Mais la rupture peut être moins consensuelle et résulter d’une décision unilatérale de l’employeur, Sauf fraude ou vice du consentement, pas d'annulation d'une rupture conventionnellequi impose ses vues d’autorité et privilégie ce mode de rupture du contrat de travail à un licenciement (qui a le mérite de la simplicité procédurale).

Le salarié qui ne souhaitait pas quitter l’entreprise se trouvera alors fort démuni !

Il sera en effet confronté au dilemme qui se résume à céder à cette décision, en tentant là aussi d’optimiser au mieux sa négociation de départ, ou poursuivre l’exécution de son contrat de travail tout en sachant que son employeur ne le souhaite pas, ce qui n’est guère de bon augure pour la suite…

La jurisprudence se montre très exigeante sur les conditions d’annulation d’une rupture conventionnelle

Le salarié qui cède à l’insistante pression de l’employeur aura toutes les peines du monde à pouvoir ensuite faire requalifier la rupture de son contrat de travail en licenciement injustifié devant la juridiction prud’homale.

Une telle action se heurte à la réalité judiciaire et aux exigences posées par la Chambre sociale de la Cour de cassation pour y satisfaire.

Ce n’est en effet qu’en cas de fraude ou de vice du consentement (dol, violence morale…) que l’annulation de la rupture conventionnelle est encourue, auxquels s’ajoute l’absence de remise, ou de signature, d’un exemplaire au salarié.

Non seulement les possibilités sont donc très limitées, mais la charge de la preuve appartient au salarié qui devra, par exemple, faire la démonstration qu’il a été victime d’une fraude de l’employeur qui l’a intentionnellement manipulé, ou qu’il l’a menacé d’un licenciement pour faute grave s’il ne signait pas.

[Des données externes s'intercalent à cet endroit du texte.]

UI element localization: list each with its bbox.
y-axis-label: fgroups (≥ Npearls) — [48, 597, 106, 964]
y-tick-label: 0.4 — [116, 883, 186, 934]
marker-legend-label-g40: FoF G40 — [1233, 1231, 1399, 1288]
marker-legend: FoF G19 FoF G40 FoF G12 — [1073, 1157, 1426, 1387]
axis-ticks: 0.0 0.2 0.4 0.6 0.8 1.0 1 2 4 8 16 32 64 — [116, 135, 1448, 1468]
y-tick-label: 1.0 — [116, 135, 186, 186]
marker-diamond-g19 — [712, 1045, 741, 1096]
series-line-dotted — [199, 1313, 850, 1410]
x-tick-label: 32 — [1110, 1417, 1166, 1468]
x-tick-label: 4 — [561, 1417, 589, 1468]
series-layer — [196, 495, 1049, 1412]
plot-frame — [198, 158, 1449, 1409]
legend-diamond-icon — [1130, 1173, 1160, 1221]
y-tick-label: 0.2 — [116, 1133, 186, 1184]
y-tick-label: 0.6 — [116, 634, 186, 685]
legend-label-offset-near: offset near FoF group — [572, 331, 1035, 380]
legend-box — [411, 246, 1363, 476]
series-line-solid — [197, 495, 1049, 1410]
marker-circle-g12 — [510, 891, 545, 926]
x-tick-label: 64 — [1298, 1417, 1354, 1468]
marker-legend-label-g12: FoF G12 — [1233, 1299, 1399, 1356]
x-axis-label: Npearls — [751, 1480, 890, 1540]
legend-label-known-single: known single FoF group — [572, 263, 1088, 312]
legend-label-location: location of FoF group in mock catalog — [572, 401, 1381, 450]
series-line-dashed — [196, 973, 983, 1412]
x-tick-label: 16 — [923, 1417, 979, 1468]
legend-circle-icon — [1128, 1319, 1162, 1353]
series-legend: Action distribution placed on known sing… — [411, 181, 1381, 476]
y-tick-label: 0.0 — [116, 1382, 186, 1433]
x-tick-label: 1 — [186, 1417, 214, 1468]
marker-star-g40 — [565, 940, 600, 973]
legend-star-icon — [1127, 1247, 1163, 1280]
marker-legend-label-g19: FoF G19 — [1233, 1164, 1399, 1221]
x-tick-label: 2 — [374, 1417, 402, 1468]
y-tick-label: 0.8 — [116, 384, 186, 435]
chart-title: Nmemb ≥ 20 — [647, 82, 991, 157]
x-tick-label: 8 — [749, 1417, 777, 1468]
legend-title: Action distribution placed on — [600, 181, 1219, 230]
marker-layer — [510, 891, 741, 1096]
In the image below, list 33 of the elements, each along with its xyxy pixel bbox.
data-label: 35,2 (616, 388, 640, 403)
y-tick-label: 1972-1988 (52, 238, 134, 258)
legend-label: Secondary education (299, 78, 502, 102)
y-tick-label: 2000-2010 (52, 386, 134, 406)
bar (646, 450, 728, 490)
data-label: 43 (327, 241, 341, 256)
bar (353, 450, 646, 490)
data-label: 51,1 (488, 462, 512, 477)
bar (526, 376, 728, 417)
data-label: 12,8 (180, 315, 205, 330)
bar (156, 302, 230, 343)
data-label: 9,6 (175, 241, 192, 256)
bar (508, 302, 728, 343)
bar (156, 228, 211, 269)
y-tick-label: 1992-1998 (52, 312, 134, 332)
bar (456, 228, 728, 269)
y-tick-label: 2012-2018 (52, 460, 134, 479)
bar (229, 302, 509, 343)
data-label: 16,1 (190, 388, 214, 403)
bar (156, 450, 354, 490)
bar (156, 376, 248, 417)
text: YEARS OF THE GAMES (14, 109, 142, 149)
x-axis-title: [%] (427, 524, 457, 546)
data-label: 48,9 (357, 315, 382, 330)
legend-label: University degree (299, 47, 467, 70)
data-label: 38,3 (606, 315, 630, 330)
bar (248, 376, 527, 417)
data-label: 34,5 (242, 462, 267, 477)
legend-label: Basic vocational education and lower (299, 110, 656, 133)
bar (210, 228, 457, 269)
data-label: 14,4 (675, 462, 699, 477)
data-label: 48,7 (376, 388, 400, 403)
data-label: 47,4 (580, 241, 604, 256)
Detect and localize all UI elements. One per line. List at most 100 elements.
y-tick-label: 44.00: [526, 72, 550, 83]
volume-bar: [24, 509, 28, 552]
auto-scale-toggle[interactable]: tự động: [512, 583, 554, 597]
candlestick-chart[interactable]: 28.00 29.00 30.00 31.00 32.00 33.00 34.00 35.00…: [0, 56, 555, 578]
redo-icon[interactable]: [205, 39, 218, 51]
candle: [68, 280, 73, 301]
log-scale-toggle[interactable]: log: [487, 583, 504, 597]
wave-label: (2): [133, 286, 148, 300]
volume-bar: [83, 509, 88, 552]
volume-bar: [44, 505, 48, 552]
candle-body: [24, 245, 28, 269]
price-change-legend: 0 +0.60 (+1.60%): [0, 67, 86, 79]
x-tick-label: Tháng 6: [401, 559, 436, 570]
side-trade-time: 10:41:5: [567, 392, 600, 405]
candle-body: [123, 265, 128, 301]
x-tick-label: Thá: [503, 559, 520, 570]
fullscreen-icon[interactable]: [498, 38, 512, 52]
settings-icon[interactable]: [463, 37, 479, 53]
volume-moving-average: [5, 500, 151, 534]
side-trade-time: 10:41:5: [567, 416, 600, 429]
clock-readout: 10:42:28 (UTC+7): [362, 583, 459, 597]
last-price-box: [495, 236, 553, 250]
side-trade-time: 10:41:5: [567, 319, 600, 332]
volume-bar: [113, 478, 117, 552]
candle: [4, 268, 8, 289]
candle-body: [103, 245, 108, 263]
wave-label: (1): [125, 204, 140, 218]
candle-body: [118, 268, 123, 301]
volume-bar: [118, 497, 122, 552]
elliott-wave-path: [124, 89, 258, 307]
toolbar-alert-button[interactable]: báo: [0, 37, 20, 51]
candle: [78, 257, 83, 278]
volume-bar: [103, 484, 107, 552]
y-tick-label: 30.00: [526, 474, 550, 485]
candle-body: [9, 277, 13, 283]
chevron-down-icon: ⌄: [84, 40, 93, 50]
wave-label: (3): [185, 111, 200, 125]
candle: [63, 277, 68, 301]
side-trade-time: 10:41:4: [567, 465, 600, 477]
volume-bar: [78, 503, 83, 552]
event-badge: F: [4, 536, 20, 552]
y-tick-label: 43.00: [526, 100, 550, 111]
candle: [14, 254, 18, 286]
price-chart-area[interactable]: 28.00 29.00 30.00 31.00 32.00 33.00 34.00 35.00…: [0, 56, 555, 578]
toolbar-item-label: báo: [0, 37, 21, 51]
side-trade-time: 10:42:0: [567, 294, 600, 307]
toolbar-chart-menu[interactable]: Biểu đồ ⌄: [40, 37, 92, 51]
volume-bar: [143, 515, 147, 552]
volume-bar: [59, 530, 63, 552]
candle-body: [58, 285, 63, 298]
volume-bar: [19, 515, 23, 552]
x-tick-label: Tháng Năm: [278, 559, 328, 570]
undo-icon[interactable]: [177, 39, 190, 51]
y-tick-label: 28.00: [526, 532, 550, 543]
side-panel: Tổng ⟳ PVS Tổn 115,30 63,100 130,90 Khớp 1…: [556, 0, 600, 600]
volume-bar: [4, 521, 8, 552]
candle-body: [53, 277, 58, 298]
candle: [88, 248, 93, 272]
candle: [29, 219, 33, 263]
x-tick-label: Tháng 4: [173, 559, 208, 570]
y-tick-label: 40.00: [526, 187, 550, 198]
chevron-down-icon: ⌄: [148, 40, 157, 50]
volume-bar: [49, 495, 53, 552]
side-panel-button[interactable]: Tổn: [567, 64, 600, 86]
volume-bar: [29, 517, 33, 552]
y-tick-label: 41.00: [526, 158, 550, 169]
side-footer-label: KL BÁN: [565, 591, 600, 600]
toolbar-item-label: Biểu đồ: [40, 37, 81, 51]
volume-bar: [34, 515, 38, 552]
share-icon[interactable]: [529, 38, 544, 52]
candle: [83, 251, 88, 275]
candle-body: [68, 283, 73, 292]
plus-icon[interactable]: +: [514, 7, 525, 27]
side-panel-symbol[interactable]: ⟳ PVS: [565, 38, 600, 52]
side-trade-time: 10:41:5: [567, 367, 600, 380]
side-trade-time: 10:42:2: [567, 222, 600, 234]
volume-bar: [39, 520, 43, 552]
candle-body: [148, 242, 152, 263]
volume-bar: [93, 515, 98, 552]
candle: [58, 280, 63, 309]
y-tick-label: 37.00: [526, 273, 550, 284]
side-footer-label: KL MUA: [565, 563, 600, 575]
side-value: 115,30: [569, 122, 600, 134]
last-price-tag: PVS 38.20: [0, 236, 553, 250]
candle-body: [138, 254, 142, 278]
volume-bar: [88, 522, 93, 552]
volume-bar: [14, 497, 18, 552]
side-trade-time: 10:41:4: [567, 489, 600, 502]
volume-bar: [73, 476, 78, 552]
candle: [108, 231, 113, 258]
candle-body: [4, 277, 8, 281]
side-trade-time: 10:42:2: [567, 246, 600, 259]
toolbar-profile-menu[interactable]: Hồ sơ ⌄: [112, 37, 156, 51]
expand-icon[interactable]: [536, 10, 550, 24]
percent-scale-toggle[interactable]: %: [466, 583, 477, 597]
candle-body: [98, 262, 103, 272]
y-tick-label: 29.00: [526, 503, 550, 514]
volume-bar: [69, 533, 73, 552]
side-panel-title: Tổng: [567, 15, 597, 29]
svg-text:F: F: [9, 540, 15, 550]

Sauf à ce que l’employeur ait été extrêmement négligent, ou très présomptueux…, les éléments écrits ou les attestations de collègues pour établir ces faits seront souvent difficiles à obtenir.

La dernière décision en date s’inscrit malheureusement dans cette tendance.

Refus d’annulation d’une rupture conventionnelle faisant suite à un licenciement verbal

Un salarié conclut une rupture conventionnelle avec son employeur le 24 mars 2017, prévoyant comme date d’effet prévisible le 20 avril 2017.

Plus d’un an après cette date, le 20 juin 2018, l’intéressé saisit le Conseil de Prud’hommes d’une demande d’annulation de la rupture conventionnelle et du paiement d’indemnités s’y rapportant.

L’employeur oppose au salarié l’irrecevabilité de son action, en s’appuyant sur les dispositions de l’article L 1237-14 dernier alinéa du Code du travail, qui prévoit que « le recours juridictionnel doit être formé, à peine d’irrecevabilité, avant l’expiration d’un délai de douze mois à compter de la date d’homologation de la convention ».

Il allègue que ce délai étant écoulé, l’action du salarié ne peut prospérer.

Or, le salarié, approuvé par la Cour d’appel, soutient au contraire que ce délai ne s’applique pas à l’action en reconnaissance d’un licenciement verbal, la contestation d’un licenciement pouvant être entreprise dans un délai de deux ans (délai désormais réduit lui aussi à 12 mois, article L 1471-1 du Code du travail).

La Chambre sociale de la Cour de cassation donne raison à l’employeur.

Reprenant une solution qu’elle avait affirmée en 2015, elle énonce que « lorsque le contrat de travail a été rompu par l’exercice par l’une ou l’autre des parties de son droit de résiliation unilatérale, la signature postérieure d’une rupture conventionnelle vaut renonciation commune à la rupture précédemment intervenue ».

La signature d’une rupture conventionnelle met ainsi obstacle à l’invocation du licenciement verbal antérieur.

La Haute Juridiction considère que les parties ayant conclu le 24 mars 2017 une convention de rupture qui n’avait pas été remise en cause, il en résultait qu’en signant une rupture conventionnelle, les parties avaient d’un commun accord renoncé au licenciement verbal antérieur invoqué par le salarié, étant rappelé que le délai de prescription prévu à l’article L. 1237-14 du code du travail était applicable (Cass. Soc. 11 mai 2023 n° 21-18117).

La voie pour remettre en cause la validité d’une rupture conventionnelle est donc extrêmement étroite.